Vehicles that ply rough terrains to ferry building materials for government officials building their mansions will not last long.
One would expect a government complaining about a sterile economy to be sensitive to the rising cost of running the machinery of government, but what we continue to see is a complete failure.
For those of us closer to this government, when we complain about the rising cost of living or “the grun dry” albeit sotto voce, we forget that we are the same ones that cheer the long convoys of the president when he returns from his numerous foreign trips that cost nothing less than a million dollars.
I won’t go into his travel cost which are now sufficiently discussed even in our Bonthe whatsapp fora.
The point here is that, we cannot blame a bank governor we all knew was clearly out of touch with policy, and looking to augment his retirement purse. The problem is the mental imprisonment we find ourselves due to a patrimonial political party system that has become even more dangerous through a more entrenched ethnic mobilisation strategy.
The last time this was the case was the Momoh “Ekutay” APC government, when we could hardly pay teacher salaries and those employed in the public sector, but reward others for thuggery and violence against political opponents.
History likes to repeat itself.
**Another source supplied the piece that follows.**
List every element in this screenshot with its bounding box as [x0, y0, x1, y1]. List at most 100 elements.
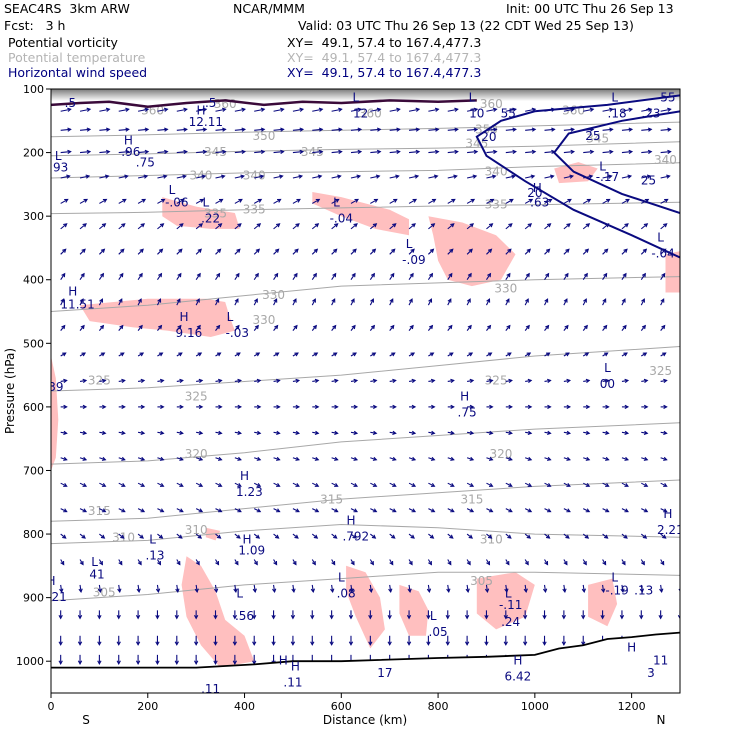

To say that we will see an end to this economic malaise is a pipe dream.
As long as we have bought into this dangerous political masochism, do not expect a pay rise if you are a teacher whose salary now battles with a bag of rice; nor expect the dollar to fall.
It will never fall when the currency of choice of the President, Vice President, Chief Minister, First Lady, Finance Minister and Financial Secretary and so on is the US dollar, do not expect the Leone to rise.
When we continue to recruit partisans (although we like to be believe that they are more qualified than the others who were there), do not expect that things will improve.
This economy is not stupid, it is our politics that has gone mad.